The Republic of Georgia (not to be confused with the US state) is a small country at the foot of the Caucasus Mountains. Russia is to the north, Azerbajan is to the east, Armenia is to the south, and Turkey is to the west. The capital is Tbilisi. The religion is Orthodox Christian and wine is deeply embedded in the culture, as opposed to its southern Islamic neighbours. Georgia is pretty much Europe’s easternmost outpost. Diana calls it “the wild east.”
Georgia has been independent since the early 1990s. It has recently gained a reputation as being a very friendly and welcoming place with some nice sites to visit, and on top of that fantastic food and wine. All the travel magazines and websites had listed it for “places to go” in 2016. It got our attention, so we decided to go check it out.
For some strange reason all the flights from Europe arrive in the middle of the night. We had arranged a airport pickup, and sure enough there was a guy holding a sign with the name of our hotel. We got to the hotel at four am, and thankfully the owner Mari let us check in early. We collapsed on the very comfortable beds and slept until noon. In the afternoon we set out to have a look around.
The center of Tbilisi is a mix of old and new. The Peace Bridge is an Italian-designed futuristic pedestrian bridge that goes across the river.
From the banks of the river a gondola zips pedestrians across old town and up to the top of the hill overlooking Tbilisi.
Our hotel was pretty much right beneath the cablecar.
From the top of the hill there are great views across Tbilisi.
At the top of the hill, Mother Georgia keeps watch over Tbilisi. She has a cup of wine in one hand to greet those who come in peace, and she has a sword in the other for those who come as enemies. Enemies and wine – those two things are Georgian history and culture in a nutshell.
Behind the hilltop is a park with botanical gardens and a waterfall.
Old Tbilisi is a maze of streets on a steep hillside. There are some beautiful crumbling art-nouveau buildings here. See my photo gallery in a separate blog post.
Georgia prides itself on religious tolerance. The Georgian Orthodox church is far and away the dominant religion, but in Tbilisi there are Armenian churches, there is a small mosque, a synagogue, a Zoroastrian fire temple, and there are some Catholics around as well.
As we were walking past the Sioni Cathedral we noticed there was a crowd gathered outside. We stopped to take a look. A priest came out and started ringing bells in the belltower.
Shortly after a crowd came out of the church. An elderly gentleman wearing a burgundy mitre was ushered into a waiting limousine. Later on we learned that this man is the patriarch of the Georgian Orthodox church.
We took a trip to the town of Mshketa (pronounced skayta), just outside of Tbilisi. We stopped at Jvari Monastery, which sits on a hilltop overlooking Mshketa and the confluence of two rivers.
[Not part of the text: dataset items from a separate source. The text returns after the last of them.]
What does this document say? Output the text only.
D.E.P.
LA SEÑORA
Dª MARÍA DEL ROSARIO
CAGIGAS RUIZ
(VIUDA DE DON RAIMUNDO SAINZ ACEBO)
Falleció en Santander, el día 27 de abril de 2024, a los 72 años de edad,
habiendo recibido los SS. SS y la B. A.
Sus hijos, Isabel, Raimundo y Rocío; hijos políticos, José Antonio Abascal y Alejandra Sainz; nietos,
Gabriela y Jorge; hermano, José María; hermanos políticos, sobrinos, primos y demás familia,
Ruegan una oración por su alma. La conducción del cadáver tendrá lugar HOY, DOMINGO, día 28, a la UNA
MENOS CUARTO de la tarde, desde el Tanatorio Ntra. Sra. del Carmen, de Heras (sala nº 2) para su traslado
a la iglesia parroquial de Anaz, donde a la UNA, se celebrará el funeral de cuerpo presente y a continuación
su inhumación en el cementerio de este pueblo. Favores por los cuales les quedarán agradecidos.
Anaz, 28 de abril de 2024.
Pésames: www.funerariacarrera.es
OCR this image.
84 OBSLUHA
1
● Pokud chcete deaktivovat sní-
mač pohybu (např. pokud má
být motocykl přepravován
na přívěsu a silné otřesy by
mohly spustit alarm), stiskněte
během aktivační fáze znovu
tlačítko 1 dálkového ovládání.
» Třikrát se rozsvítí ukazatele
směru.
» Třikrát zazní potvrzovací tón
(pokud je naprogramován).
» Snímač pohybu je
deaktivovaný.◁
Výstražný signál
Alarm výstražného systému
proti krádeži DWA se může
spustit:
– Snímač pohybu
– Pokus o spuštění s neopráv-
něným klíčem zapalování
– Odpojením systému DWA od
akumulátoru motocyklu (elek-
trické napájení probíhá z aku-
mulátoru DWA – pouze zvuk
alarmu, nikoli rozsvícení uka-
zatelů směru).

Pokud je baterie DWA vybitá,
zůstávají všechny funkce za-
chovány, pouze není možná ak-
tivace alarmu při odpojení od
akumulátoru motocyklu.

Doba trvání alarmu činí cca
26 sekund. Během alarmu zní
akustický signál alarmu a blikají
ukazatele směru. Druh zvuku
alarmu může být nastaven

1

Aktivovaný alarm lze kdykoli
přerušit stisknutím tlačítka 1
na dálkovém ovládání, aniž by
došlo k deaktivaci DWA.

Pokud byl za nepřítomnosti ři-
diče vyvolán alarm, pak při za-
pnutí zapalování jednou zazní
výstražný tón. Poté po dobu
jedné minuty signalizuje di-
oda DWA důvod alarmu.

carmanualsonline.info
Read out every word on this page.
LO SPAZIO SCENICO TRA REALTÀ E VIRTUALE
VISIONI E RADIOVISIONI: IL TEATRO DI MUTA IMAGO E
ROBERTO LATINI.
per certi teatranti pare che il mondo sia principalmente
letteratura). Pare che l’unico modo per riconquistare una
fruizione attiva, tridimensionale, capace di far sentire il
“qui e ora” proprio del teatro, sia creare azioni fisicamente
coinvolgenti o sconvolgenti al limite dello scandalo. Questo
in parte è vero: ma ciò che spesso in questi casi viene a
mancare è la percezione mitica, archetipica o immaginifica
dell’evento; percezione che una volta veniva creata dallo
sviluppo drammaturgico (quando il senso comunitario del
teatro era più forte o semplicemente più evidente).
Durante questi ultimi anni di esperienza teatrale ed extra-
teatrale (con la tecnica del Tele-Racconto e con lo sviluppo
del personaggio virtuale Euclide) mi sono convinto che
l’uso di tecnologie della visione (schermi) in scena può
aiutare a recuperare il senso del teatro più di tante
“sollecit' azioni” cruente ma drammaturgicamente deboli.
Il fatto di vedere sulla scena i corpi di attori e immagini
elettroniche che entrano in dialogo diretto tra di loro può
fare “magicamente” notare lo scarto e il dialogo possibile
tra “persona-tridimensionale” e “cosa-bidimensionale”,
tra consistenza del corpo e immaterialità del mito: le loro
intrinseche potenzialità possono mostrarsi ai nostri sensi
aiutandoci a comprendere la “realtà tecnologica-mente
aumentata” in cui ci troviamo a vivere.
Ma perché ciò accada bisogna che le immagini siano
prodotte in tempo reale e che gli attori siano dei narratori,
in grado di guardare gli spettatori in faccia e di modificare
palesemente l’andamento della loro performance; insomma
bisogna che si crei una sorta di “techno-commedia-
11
Jvari Monastery is very, very old. It dates from the 6th century. Unfortunately the crowds of people there took away from the atmosphere of such an ancient place.
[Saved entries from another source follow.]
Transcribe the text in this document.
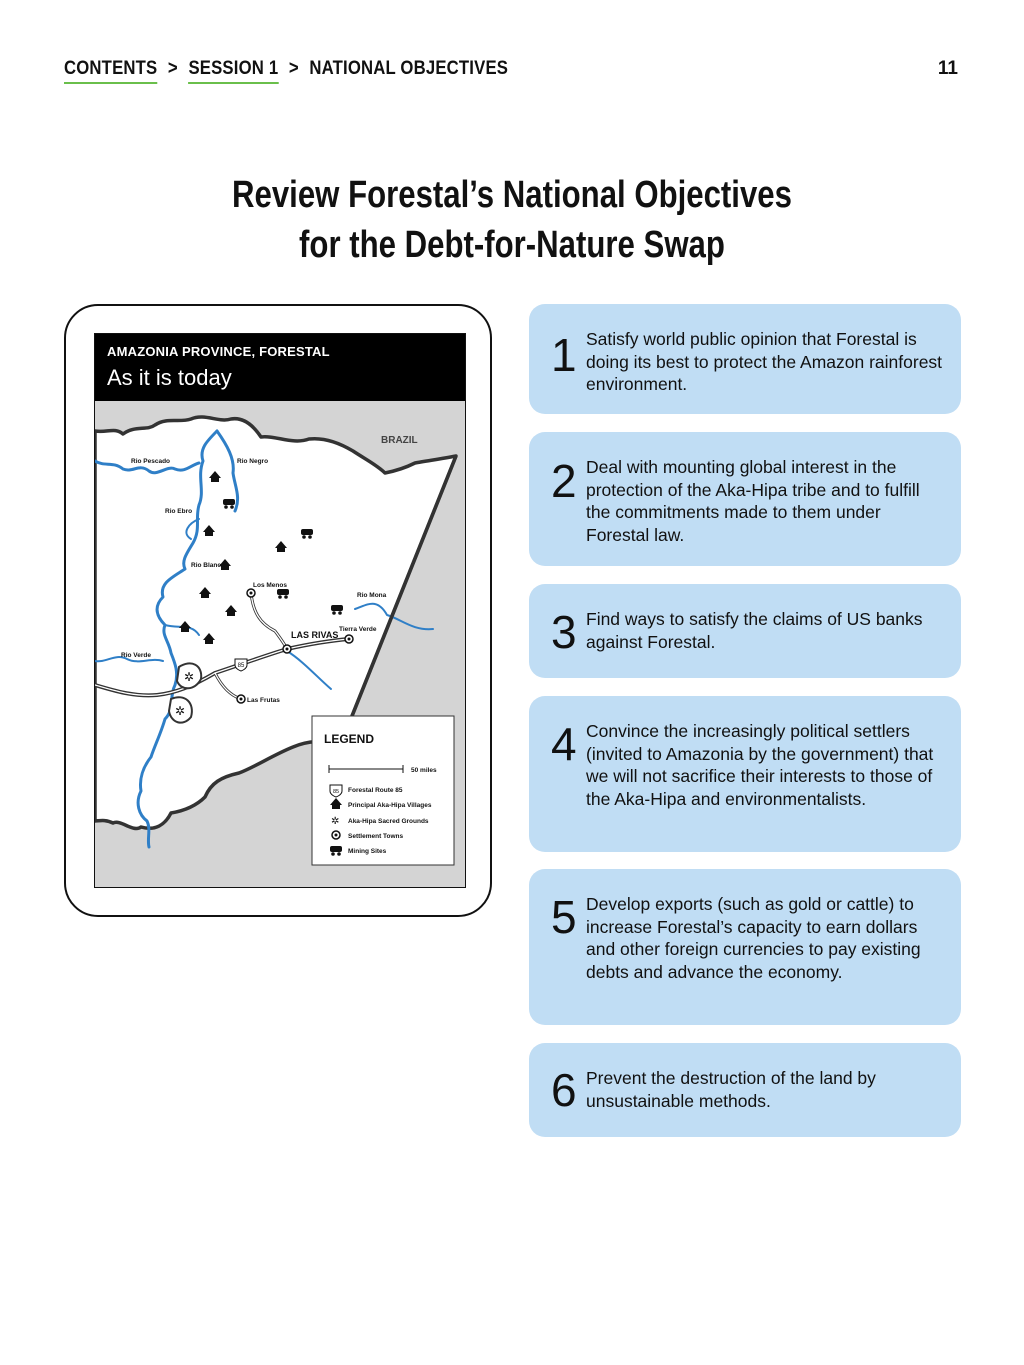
CONTENTS > SESSION 1 > NATIONAL OBJECTIVES	11
Review Forestal’s National Objectives
for the Debt-for-Nature Swap
AMAZONIA PROVINCE, FORESTAL
As it is today
✲
✲
85
BRAZIL
Rio Pescado	Rio Negro
Rio Ebro
Rio Blanco
Los Menos
Rio Mona
Tierra Verde
LAS RIVAS
Rio Verde
Las Frutas
LEGEND
50 miles
85
✲
Forestal Route 85
Principal Aka-Hipa Villages
Aka-Hipa Sacred Grounds
Settlement Towns
Mining Sites
1 Satisfy world public opinion that Forestal is doing its best to protect the Amazon rainforest environment.
2 Deal with mounting global interest in the protection of the Aka-Hipa tribe and to fulfill the commitments made to them under Forestal law.
3 Find ways to satisfy the claims of US banks against Forestal.
4 Convince the increasingly political settlers (invited to Amazonia by the government) that we will not sacrifice their interests to those of the Aka-Hipa and environmentalists.
5 Develop exports (such as gold or cattle) to increase Forestal’s capacity to earn dollars and other foreign currencies to pay existing debts and advance the economy.
6 Prevent the destruction of the land by unsustainable methods.
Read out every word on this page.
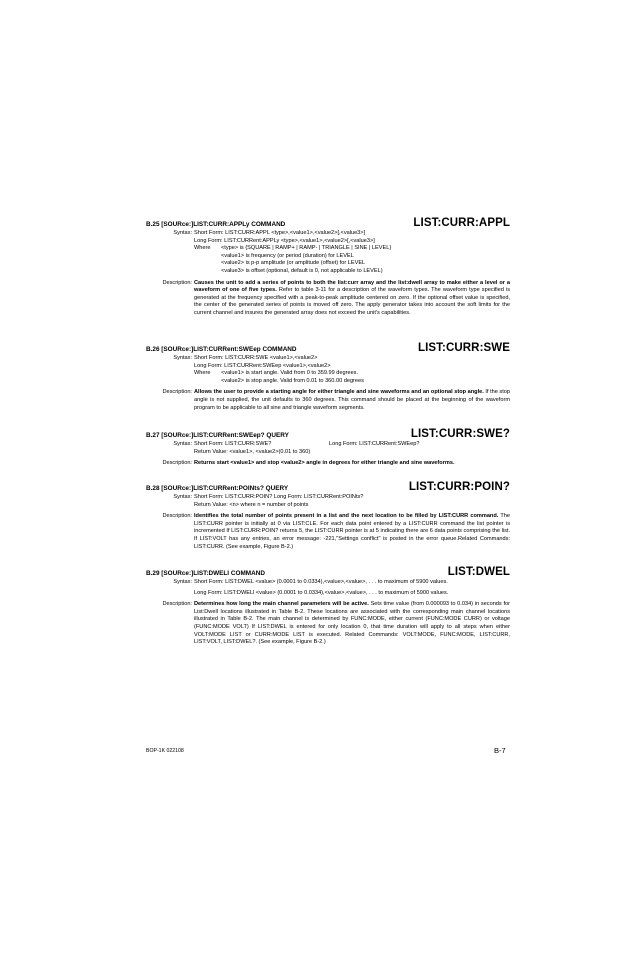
B.25 [SOURce:]LIST:CURR:APPLy COMMAND	LIST:CURR:APPL
Syntax: Short Form: LIST:CURR:APPL <type>,<value1>,<value2>[,<value3>]
Long Form: LIST:CURRent:APPLy <type>,<value1>,<value2>[,<value3>]
Where <type> is {SQUARE | RAMP+ | RAMP- | TRIANGLE | SINE | LEVEL}
<value1> is frequency (or period (duration) for LEVEL
<value2> is p-p amplitude (or amplitude (offset) for LEVEL
<value3> is offset (optional, default is 0, not applicable to LEVEL)
Description: Causes the unit to add a series of points to both the list:curr array and the list:dwell array to make either a level or a waveform of one of five types. Refer to table 3-11 for a description of the waveform types. The waveform type specified is generated at the frequency specified with a peak-to-peak amplitude centered on zero. If the optional offset value is specified, the center of the generated series of points is moved off zero. The apply generator takes into account the soft limits for the current channel and insures the generated array does not exceed the unit's capabilities.
B.26 [SOURce:]LIST:CURRent:SWEep COMMAND	LIST:CURR:SWE
Syntax: Short Form: LIST:CURR:SWE <value1>,<value2>
Long Form: LIST:CURRent:SWEep <value1>,<value2>
Where <value1> is start angle. Valid from 0 to 359.99 degrees.
<value2> is stop angle. Valid from 0.01 to 360.00 degrees
Description: Allows the user to provide a starting angle for either triangle and sine waveforms and an optional stop angle. If the stop angle is not supplied, the unit defaults to 360 degrees. This command should be placed at the beginning of the waveform program to be applicable to all sine and triangle waveform segments.
B.27 [SOURce:]LIST:CURRent:SWEep? QUERY	LIST:CURR:SWE?
Syntax: Short Form: LIST:CURR:SWE?	Long Form: LIST:CURRent:SWEep?
Return Value: <value1>, <value2>(0.01 to 360)
Description: Returns start <value1> and stop <value2> angle in degrees for either triangle and sine waveforms.
B.28 [SOURce:]LIST:CURRent:POINts? QUERY	LIST:CURR:POIN?
Syntax: Short Form: LIST:CURR:POIN? Long Form: LIST:CURRent:POINts?
Return Value: <n> where n = number of points
Description: Identifies the total number of points present in a list and the next location to be filled by LIST:CURR command. The LIST:CURR pointer is initially at 0 via LIST:CLE. For each data point entered by a LIST:CURR command the list pointer is incremented If LIST:CURR:POIN? returns 5, the LIST:CURR pointer is at 5 indicating there are 6 data points comprising the list. If LIST:VOLT has any entries, an error message: -221,"Settings conflict" is posted in the error queue.Related Commands: LIST:CURR. (See example, Figure B-2.)
B.29 [SOURce:]LIST:DWELl COMMAND	LIST:DWEL
Syntax: Short Form: LIST:DWEL <value> (0.0001 to 0.0334),<value>,<value>, . . . to maximum of 5900 values.
Long Form: LIST:DWELl <value> (0.0001 to 0.0334),<value>,<value>, . . . to maximum of 5900 values.
Description: Determines how long the main channel parameters will be active. Sets time value (from 0.000093 to 0.034) in seconds for List:Dwell locations illustrated in Table B-2. These locations are associated with the corresponding main channel locations illustrated in Table B-2. The main channel is determined by FUNC:MODE, either current (FUNC:MODE CURR) or voltage (FUNC:MODE VOLT) If LIST:DWEL is entered for only location 0, that time duration will apply to all steps when either VOLT:MODE LIST or CURR:MODE LIST is executed. Related Commands: VOLT:MODE, FUNC:MODE, LIST:CURR, LIST:VOLT, LIST:DWEL?. (See example, Figure B-2.)
BOP-1K 022108	B-7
Mtsketa is quite revered among Georgians. St. Nino came here in the early 4th century to preach. She managed to convert king Mirian the third, who proclaimed his kingdom to be a Christian state in the year 326 AD. As such it’s the birthplace of Christianity in Georgia. Jvari Monastery was built where Mirian planted a wooden cross, and Svetitskhoveli Cathedral in Mtsketa was built on the site of a 4th century church.
Tbilisi at night
We had some really fun times sampling Georgian food and wine. I’ve written up some of our experiences in a blog post on food and drink in Georgia.
At night some of the important buildings are lit up in Tbilisi, and I enjoyed taking pictures at blue hour.
The Meidan is a square just across the Metekhi Bridge. Cars whizz by in all directions, and care must be taken to cross the street.
Our favorite restaurant had a balcony overlooking the square, seen in the following photo.
From the square there was a very steep street going up to our hotel.
Trips in Georgia
From Kazbegi we traveled to the Kakheti region in eastern Georgia, the motherland of wine (see separate blog post).
On our way back to Tbilisi we stopped at Davit-Gareja, a desert-like area on the border with Azerbajan.
We flew to Tbilisi from Athens, Greece, with Aegean Airlines. There are also flights from Riga, Istanbul, Warsaw, and other places. As mentioned, most international flights arrive in the middle of the night.
We visited in June 2016. The weather was hot and humid in Tbilisi and Kakheti regions, blazing hot at Davit-Gareja, and pleasant in the Kazbegi area in the Caucasus Mountains.
In Tbilisi we stayed at Hotel at Gomi 19. Owner Mari is super friendly, generous, and hospitable. We had some wonderful conversations. She arranged cars and drivers for us. The location is excellent. Highly recommended.